ETUDES SPIRITOÏDES ET ULTRAMONDAINES • LE CREPUSCULE DES MEDIUMS • Département des notes de lecture.

Fabrice Bourland, Le Fantôme de Baker Street, 10/18 collection Grands Détectives, 2008

Fabrice Bourland, Les Portes du sommeil, 10/18 collection Grands détectives, 2008


Saluons le retour, dans la collection 10/18, du genre consacré du « détective de l'impossible ». Il s'agit ici d'un détective littéraire, puisque Andrew Singleton, qui opère dans l'Europe des années 1930, n'est pas un logicien, comme Sherlock Holmes, ni même un théologien, comme le P. Brown de Chesterton, mais un amateur de littérature, identifiant dans l'intertextualité les créatures ultramondaines qu'il croise dans ses enquêtes. De ce fait, les aventures d'Andrew Singleton et de son ami James Trelawney, ont un côté délibérément outré et « théoricien ». On est dans la droite ligne des aventures du Sâr Dubnotal, le grand psychagogue, publiées par Eichler en 1909.

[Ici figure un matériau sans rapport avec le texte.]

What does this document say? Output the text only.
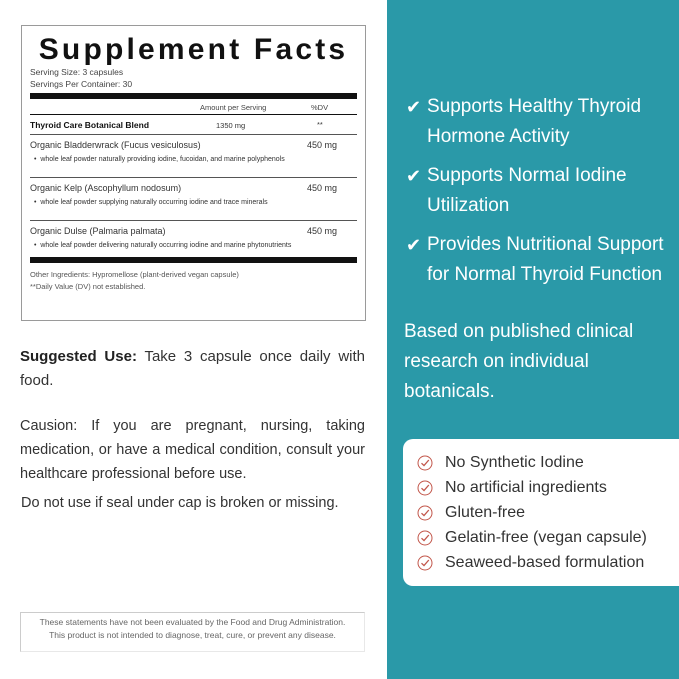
Supplement Facts
Serving Size: 3 capsules
Servings Per Container: 30
Amount per Serving	%DV
Thyroid Care Botanical Blend	1350 mg	**
Organic Bladderwrack (Fucus vesiculosus)	450 mg
•  whole leaf powder naturally providing iodine, fucoidan, and marine polyphenols
Organic Kelp (Ascophyllum nodosum)	450 mg
•  whole leaf powder supplying naturally occurring iodine and trace minerals
Organic Dulse (Palmaria palmata)	450 mg
•  whole leaf powder delivering naturally occurring iodine and marine phytonutrients
Other Ingredients: Hypromellose (plant-derived vegan capsule)
**Daily Value (DV) not established.
Suggested Use: Take 3 capsule once daily with food.
Causion: If you are pregnant, nursing, taking medication, or have a medical condition, consult your healthcare professional before use.
Do not use if seal under cap is broken or missing.
These statements have not been evaluated by the Food and Drug Administration.
This product is not intended to diagnose, treat, cure, or prevent any disease.
✔ Supports Healthy Thyroid Hormone Activity
✔ Supports Normal Iodine Utilization
✔ Provides Nutritional Support for Normal Thyroid Function
Based on published clinical research on individual botanicals.
No Synthetic Iodine
No artificial ingredients
Gluten-free
Gelatin-free (vegan capsule)
Seaweed-based formulation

Le Fantôme de Baker Street est basée sur la prémice que le 221 B Baker Street est hanté. On devine par qui... (Le numéro 221 B n'existait pas quand Doyle écrivait les aventures de Sherlock Holmes, mais il apparaît dans le monde réel en 1930, après le prolongement de la rue au-delà de Marylebone Road). Les Portes du sommeil se passent notamment à Paris, dans le milieu surréaliste, et on rencontre André Breton, le André Breton des Vases communicants et de l'étude du rêve. Le spiritisme de Conan Doyle tient une place éminente dans le premier tome. La métapsychique continentale tient une place tout aussi éminente dans le second tome, et on visite notamment l'Institut métapsychique international, dans une scène qui répond donc à la même visite au ch. 12 du roman de Conan Doyle Au pays des brumes. (Fabrice Bourland fait remarquer que Doyle situe bizarrement l'Institut métapsychique avenue Wagram. Il corrige et le place avenue Niel, qui fut son adresse jusqu'en 1955.)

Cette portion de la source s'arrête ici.